美大生の進路はどうなっている? キャリアの実態:人材バリュー(3/4 ページ)
世間の人は美大生にどんなイメージを持っているでしょうか? 芸術に何の素養も持たない私ですが、秋田県にある秋田公立美術大学において、美大生のキャリア教育を担当してきました。 結論から言えば……。
美大生と就活
クリエイティブやアート産業以外の一般企業において、美大生は採用の対象外なのでしょうか。私は秋田美大のキャリア講座で、「会社員になること」とは何かを教えました。また芸術や美術は趣味なのか仕事なのかを問いかけました。
芸術を教える先生方からは怒られるかと思いましたが、一度も正式には怒られたことはありません。美大を出ただけで作家になれる人というのは例外であり、デザイナーやイラストレーターという仕事そのものが限り無く安定感のない自由業であり、普通の就活のようなプロセスはありません。
美大生であっても、工芸技術の会社やクリエイティブワークの職務でも、ES(エントリーシート)&面接という、就活テンプレで通常は採用されます。その普通就活フォーマットに合わせられなければ、まず社会人となるチャンスを得るのも厳しいことでしょう。美大生も就活は必須なのです。
美大生という人材バリュー
一方で、美大生を雇うメリットは何でしょう? 経団連調査によれば、企業が採用学生に求める能力のトップは過去20年くらいずっと「コミュニケーション能力」です。私は美大生の指導や個人面談を通じて、美大生のコミュニケーション能力をあえて訴えたいと思います。
ペラペラしゃべるだけがコミュ力ではありません。何らかの意思疎通において、意図や目的、感情を表現することがコミュニケーションにおいても欠かせません。文章を使ったコミュニケーションではなく、作品を通しての表現こそ、私は美大生最大の魅力と感じます。美大生たちが日々磨いているのは、どうすれば「それ」を表現できるかです。

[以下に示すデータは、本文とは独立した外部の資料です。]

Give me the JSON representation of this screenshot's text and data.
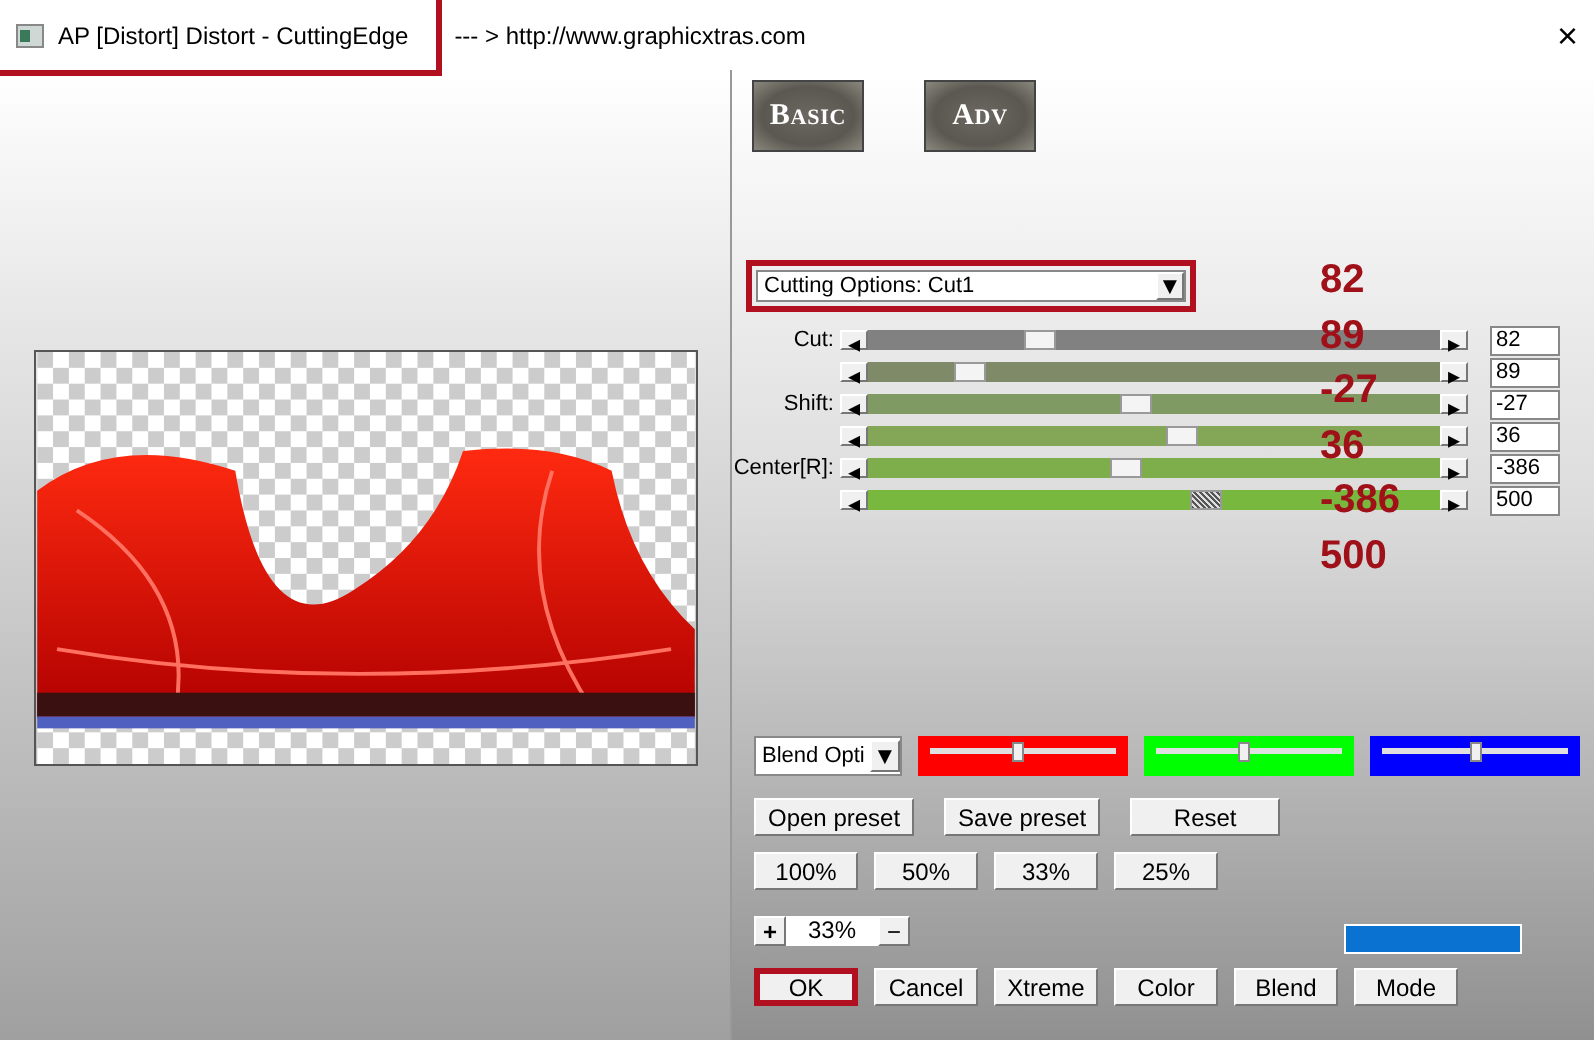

素人の私から見ればすごい凝った絵やリアルな彫刻などの作品はそれだけですごいと思うのですが、本当に優秀な芸術作品はそんな見た目の美しさ以上に情念というか、あふれる感情を伝えてきます。文字情報ではない表現能力こそ、美大生の武器だと感じます。偏差値的に優秀な学生は「正解発見能力」に優れていることは言を待ちません。一方、美大生は「表現すること」を徹底して訓練していると感じます。